Russische Ohrfeige für Serbien

Moskaus Anerkennung der von Georgien abtrünnigen Provinzen bringt Belgrad gehörig in die Zwickmühle – und schwächt seine Position in der Kosovo-Frage.

BELGRAD.Es war eine regelrechte Ohrfeige für Serbien: Als es im Februar um die Abspaltung Kosovos ging, präsentierte sich Russland als wortgewaltiger Fürsprecher des Prinzips territorialer Unversehrtheit. Und nun hatte es nichts Eiligeres zu tun, als Georgiens abtrünnige Provinzen Abchasien und Südossetien anzuerkennen. Moskau hat also im Kaukasus genau das getan, was es auf dem Balkan angeblich verhindern wollte.

Serbiens Russland-Freunde bringt das in Erklärungsnöte, und so versucht sich einer der härtesten serbischen Gegner einer Loslösung des Kosovo nun in einer diplomatischen Rückwärtsrolle: Jahrelange ermüdete der nationalkonservative Ex-Premier Vojislav Kostunica ausländische Gäste und seine Landsleute mit seiner Litanei von der Notwendigkeit, die Regeln des Völkerrechts einzuhalten.

Doch nun erklärt der im Mai abgewählte Patriot die russische Anerkennung Südossetiens und Abchasiens als „angebrachte Reaktion“. Noch weiter geht Alexander Vucic, Generalsekretär der ultranationalistischen Radikalen Partei: „Wir könnten nun Abchasien und Südossetien anerkennen. Und wenn der Westen die Anerkennung des Kosovo widerruft, werden wir das auch im Fall der beiden Republiken tun.“

Russland kochte eigene Suppe

Die Erkenntnis, dass Russland die Kosovo-Frage nur für eigene Zwecke nutzte, beginnt allmählich auch den Serben zu dämmern. Moskaus jüngster Schachzug hat Belgrad in eine Zwickmühle manövriert.

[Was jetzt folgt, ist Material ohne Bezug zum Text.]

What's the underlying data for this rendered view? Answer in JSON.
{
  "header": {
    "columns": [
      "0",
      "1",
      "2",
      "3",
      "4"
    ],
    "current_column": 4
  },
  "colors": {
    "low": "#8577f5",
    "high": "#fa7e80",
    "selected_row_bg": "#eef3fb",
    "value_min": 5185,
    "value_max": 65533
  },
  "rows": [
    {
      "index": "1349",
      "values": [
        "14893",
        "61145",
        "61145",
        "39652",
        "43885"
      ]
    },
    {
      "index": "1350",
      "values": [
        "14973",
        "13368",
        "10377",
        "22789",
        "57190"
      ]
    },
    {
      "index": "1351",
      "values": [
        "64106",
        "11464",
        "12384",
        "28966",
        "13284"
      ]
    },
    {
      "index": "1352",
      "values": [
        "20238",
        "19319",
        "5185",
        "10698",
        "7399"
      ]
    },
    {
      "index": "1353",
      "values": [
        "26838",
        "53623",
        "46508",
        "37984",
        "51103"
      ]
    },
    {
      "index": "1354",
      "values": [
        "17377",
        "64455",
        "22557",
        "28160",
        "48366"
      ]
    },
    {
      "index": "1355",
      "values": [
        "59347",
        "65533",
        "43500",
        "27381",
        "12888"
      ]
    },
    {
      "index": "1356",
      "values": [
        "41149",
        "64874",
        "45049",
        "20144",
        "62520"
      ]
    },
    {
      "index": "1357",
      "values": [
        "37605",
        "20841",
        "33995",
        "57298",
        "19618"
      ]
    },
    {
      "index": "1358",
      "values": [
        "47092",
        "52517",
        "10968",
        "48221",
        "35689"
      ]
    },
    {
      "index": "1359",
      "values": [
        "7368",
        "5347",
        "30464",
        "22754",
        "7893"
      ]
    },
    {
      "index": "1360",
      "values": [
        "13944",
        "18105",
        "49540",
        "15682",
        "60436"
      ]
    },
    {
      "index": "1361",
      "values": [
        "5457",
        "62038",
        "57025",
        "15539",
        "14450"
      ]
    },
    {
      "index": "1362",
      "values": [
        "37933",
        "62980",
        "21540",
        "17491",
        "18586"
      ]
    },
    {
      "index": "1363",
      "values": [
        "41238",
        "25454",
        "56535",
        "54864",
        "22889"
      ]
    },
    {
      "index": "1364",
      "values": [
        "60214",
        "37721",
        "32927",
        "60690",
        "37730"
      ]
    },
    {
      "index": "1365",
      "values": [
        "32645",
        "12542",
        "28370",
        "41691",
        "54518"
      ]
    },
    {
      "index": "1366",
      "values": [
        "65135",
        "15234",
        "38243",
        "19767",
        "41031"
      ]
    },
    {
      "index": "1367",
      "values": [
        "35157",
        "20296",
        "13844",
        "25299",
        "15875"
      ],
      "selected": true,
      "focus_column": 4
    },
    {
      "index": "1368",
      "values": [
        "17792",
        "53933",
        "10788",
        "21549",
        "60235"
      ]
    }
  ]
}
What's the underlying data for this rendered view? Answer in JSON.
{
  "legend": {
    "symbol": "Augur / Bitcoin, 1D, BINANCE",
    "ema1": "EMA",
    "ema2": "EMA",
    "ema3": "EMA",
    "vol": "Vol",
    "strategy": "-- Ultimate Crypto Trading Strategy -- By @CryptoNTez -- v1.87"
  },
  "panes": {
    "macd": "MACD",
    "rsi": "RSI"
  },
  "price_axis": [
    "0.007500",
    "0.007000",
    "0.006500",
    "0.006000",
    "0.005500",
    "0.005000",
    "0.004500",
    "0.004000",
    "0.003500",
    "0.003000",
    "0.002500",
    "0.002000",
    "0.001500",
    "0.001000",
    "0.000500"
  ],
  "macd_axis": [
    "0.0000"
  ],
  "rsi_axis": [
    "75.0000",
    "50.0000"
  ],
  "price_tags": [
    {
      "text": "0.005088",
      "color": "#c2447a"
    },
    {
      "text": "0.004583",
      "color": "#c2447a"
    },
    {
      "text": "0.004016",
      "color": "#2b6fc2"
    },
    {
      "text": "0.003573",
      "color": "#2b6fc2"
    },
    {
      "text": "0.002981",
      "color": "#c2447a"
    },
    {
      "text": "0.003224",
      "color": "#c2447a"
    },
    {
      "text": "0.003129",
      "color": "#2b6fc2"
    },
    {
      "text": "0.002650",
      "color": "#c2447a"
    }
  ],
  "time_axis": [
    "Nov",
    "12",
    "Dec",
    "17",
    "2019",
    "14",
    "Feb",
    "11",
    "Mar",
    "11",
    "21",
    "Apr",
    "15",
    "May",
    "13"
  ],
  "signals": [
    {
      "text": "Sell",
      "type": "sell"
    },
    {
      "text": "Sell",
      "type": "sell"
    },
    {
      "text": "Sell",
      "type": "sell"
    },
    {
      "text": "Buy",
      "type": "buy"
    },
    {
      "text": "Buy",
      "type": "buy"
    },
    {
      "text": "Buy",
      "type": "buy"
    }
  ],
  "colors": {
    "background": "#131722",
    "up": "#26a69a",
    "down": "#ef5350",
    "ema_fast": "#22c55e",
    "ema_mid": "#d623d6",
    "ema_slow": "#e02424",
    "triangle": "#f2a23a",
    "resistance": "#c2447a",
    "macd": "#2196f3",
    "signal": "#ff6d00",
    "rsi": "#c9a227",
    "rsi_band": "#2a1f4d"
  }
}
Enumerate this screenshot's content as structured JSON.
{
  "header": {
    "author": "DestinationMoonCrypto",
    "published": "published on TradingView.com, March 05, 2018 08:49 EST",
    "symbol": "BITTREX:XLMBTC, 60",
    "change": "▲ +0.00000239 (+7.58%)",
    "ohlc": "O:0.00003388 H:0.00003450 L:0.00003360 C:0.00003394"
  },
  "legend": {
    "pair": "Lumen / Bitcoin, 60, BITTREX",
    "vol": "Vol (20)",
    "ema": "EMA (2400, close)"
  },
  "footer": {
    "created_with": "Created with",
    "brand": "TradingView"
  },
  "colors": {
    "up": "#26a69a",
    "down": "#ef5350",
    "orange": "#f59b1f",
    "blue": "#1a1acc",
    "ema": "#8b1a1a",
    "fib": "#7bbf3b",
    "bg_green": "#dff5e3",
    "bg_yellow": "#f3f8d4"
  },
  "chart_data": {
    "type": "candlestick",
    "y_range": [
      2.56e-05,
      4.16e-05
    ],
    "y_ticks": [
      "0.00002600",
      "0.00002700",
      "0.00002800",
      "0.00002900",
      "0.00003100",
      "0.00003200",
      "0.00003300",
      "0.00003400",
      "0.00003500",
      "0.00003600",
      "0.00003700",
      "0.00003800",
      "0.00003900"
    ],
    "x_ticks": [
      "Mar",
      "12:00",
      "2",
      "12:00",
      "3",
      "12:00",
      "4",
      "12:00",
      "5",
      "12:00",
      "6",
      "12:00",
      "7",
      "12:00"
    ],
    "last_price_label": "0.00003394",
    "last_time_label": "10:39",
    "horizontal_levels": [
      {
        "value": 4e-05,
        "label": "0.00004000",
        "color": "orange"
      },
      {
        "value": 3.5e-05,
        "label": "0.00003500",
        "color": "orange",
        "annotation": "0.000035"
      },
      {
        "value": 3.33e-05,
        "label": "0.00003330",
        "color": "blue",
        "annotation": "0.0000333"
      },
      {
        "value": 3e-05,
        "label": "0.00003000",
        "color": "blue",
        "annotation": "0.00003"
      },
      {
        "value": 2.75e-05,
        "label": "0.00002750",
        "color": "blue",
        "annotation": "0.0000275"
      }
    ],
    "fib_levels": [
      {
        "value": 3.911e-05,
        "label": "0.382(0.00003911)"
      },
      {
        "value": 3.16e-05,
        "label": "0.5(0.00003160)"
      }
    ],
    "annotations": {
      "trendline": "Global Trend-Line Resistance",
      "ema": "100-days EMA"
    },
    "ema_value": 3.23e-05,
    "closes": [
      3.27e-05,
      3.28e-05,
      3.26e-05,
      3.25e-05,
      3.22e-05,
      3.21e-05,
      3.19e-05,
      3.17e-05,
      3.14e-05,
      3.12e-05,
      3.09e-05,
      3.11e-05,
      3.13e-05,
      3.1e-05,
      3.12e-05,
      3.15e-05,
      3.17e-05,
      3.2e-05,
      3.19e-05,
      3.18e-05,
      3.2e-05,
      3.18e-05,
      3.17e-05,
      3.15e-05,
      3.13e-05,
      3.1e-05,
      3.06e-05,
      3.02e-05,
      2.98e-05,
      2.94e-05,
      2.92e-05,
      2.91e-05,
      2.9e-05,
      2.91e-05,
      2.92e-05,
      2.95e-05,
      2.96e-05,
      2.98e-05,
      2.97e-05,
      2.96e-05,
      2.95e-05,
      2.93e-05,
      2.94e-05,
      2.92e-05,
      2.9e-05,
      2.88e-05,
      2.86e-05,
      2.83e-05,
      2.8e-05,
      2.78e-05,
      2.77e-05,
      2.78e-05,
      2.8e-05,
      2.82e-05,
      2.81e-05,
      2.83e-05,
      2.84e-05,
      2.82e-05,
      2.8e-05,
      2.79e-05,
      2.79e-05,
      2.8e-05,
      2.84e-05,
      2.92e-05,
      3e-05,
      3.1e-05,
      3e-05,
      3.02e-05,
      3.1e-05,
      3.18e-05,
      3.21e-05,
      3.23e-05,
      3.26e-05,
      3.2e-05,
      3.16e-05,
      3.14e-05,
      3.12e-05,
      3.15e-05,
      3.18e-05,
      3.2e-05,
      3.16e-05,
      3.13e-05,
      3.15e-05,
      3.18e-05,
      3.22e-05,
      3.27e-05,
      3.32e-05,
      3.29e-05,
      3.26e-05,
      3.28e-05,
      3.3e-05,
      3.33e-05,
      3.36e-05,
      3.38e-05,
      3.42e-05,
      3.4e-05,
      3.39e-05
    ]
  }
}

Folgt Serbien dem russischen Beispiel, würde der EU-Anwärter nicht nur seine Beitrittschancen beeinträchtigen, sondern auch den Anspruch auf den Kosovo praktisch aufgeben. Setzt sich Belgrad hingegen von Moskau ab, kann es sich beim Windmühlenkampf gegen den unabhängigen Kosovo der russischen Unterstützung nicht mehr sicher sein.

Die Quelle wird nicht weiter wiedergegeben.